The premier of the Cayman Islands, McKeeva Bush, 57, was arrested early Tuesday morning and detained in police custody in connection with a number of ongoing police investigations.
According to a press release issued by the Royal Cayman Islands Police Service (RCIPS) on Tuesday, officers from the RCIPS Financial Crime Unit arrested Bush at around 7am at his home.
Bush was arrested on suspicion of theft in connection with financial irregularities relating to the alleged misuse of a government credit card; and breach of trust, abuse of office and conflict of interest, contrary to S13, S17 and S19 of the Anti-Corruption Law 2008 respectively, in connection with the alleged importation of explosive substances without valid permits on or before February 2012.
Also on Tuesday, Cayman Islands Governor Duncan Taylor issued a statement acknowledging that Bush had been arrested earlier in the day in connection with a number of ongoing police investigations.
“The conduct of criminal investigations in the Cayman Islands is a matter for the police commissioner. If evidence is brought to his attention which leads him to suspect that an offence or offences may have been committed, I expect him to carry out a robust, fair and comprehensive investigation, regardless of the individual concerned.
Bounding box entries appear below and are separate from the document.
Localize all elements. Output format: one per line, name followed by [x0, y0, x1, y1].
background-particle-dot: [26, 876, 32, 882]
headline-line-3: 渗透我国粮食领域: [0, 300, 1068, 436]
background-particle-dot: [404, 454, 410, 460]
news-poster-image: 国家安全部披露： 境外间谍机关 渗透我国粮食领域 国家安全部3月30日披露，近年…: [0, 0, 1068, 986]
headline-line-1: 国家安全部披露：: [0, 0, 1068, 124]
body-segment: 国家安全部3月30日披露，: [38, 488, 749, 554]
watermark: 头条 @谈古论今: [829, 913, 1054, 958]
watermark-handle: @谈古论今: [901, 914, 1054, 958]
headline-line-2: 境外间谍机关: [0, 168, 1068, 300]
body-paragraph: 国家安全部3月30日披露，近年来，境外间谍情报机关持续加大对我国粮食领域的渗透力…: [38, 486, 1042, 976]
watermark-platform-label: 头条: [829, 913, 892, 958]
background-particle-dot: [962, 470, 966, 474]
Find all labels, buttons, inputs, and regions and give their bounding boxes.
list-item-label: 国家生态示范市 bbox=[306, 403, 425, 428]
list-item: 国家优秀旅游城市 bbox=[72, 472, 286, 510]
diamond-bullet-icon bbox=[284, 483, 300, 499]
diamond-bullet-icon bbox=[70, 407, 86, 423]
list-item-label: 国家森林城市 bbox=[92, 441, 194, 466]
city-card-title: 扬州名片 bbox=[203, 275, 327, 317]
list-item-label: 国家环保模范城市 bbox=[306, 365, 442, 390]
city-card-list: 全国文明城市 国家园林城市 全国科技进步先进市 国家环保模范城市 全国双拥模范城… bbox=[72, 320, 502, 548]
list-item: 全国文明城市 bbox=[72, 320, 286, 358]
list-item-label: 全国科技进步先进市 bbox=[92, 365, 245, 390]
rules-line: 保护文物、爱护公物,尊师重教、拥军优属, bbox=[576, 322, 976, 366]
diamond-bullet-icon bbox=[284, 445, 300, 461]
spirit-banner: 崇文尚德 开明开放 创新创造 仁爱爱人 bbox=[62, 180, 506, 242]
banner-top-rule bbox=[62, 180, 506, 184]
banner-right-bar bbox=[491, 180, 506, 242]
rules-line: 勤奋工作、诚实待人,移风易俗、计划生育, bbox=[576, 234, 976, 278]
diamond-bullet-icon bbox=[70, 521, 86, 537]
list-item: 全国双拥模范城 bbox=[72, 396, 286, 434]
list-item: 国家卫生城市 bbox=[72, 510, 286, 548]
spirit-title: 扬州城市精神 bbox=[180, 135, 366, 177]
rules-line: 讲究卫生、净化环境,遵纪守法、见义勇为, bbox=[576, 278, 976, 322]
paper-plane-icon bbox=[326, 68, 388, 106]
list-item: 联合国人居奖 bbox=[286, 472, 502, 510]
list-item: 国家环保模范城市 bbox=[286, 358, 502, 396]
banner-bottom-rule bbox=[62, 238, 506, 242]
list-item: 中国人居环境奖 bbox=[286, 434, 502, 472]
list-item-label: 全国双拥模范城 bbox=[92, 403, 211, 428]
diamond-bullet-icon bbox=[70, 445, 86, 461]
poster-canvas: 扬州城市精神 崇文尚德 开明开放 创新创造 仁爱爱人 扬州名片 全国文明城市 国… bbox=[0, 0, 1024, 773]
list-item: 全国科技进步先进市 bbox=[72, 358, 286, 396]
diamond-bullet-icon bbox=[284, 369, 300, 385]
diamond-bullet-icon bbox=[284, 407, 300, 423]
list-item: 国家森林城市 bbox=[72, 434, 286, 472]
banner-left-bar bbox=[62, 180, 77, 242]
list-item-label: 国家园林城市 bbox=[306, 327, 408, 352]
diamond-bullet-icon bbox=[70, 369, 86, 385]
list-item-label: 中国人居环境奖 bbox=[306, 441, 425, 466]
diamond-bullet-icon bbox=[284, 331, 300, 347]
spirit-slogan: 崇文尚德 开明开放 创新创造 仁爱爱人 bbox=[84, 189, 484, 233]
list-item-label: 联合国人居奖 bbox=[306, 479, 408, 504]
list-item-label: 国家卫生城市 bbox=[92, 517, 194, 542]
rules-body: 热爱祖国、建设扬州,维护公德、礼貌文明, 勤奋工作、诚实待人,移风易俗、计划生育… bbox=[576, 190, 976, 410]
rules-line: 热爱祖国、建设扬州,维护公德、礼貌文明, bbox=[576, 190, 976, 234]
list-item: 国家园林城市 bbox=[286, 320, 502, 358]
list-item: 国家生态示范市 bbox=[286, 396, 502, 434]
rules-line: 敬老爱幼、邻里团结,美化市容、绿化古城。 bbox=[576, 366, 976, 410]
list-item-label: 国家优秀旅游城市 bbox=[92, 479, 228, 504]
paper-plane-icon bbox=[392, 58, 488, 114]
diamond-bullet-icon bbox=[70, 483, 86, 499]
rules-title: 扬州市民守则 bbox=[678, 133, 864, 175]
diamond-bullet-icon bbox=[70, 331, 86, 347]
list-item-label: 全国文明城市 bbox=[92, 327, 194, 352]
I am confident that the police commissioner will ensure that this applies to the ongoing investigations involving the premier,” Taylor said.
In April of this year, the RCIPS confirmed that Bush was then the subject of three separate police investigations.
According to police at the time, one of the investigations involved allegations of financial irregularities in relation to a land deal. In addition, a further allegation of financial irregularities had been made, which was entirely separate from the first investigation.
“Finally, allegations have been made in relation to the involvement of the premier in the periphery of a recent incident where a quantity of explosives were imported to the Cayman Islands without the necessary permit,” the police spokesperson said in April.
“All three of these investigations are actively ongoing. The governor and the FCO [Foreign and Commonwealth Office] are being kept fully updated,” the spokesperson added.
The first of the three investigations had previously been confirmed by Taylor in July 2011, when he acknowledged that the investigation in question centred on a letter said to have been written by Bush in 2004, when he was then Leader of Government Business.
The letter to developer Stan Thomas, written on Windsor Development Corporation letterhead, and apparently faxed from Bush’s ministry in October 2004, asked for a balance of $350,000 to be sent to the corporation’s account as a result of Bush having “ensured that all of the proposed re-zoning issues” had been approved by Cabinet.
Windsor Development Corporation is reportedly owned by Bush’s wife, although according to the official register of interests he was a signatory on the corporation’s bank account.
At the time, land purchased by Thomas was the subject of a zoning application. It was rezoned in July 2004 by the Legislative Assembly after Cabinet approved a change in the territory’s development map.
However, at a press briefing in April, attended by Britain’s then Minister for the Overseas Territories Henry Bellingham, who was on his first visit to the Cayman Islands, local media workers were taken by surprise by Taylor’s admission of a second such investigation in response to questions about the first enquiry.
Neither Bellingham nor Taylor would comment further and the governor said it was up to the police commissioner to take the investigation forward and that at some point it would be up to the director of public prosecutions to take the matter any further than that. He then revealed that there was another hitherto undisclosed investigation in relation to Bush.
No details of this second investigation were given.
“I can say that there is a further investigation, a second investigation involving the premier but, as the minister said, it is not appropriate for me to comment on it in any detail,” Taylor stated, adding it was for the police commissioner to comment.
Then came the police announcement of a third investigation related to explosives that were apparently imported into the Cayman Islands without the necessary permit.
Bush’s arrest comes just days after another high profile British overseas territory official, former premier of the Turks and Caicos Islands (TCI), Michael Misick, was detained in Rio de Janeiro, Brazil, after several months on the run following the issue of an arrest warrant in the TCI and an Interpol ‘Red Notice’.
Allegations of widespread government corruption in the TCI have resulted in a number of former cabinet ministers being charged with various offences of bribery, fraud and money laundering.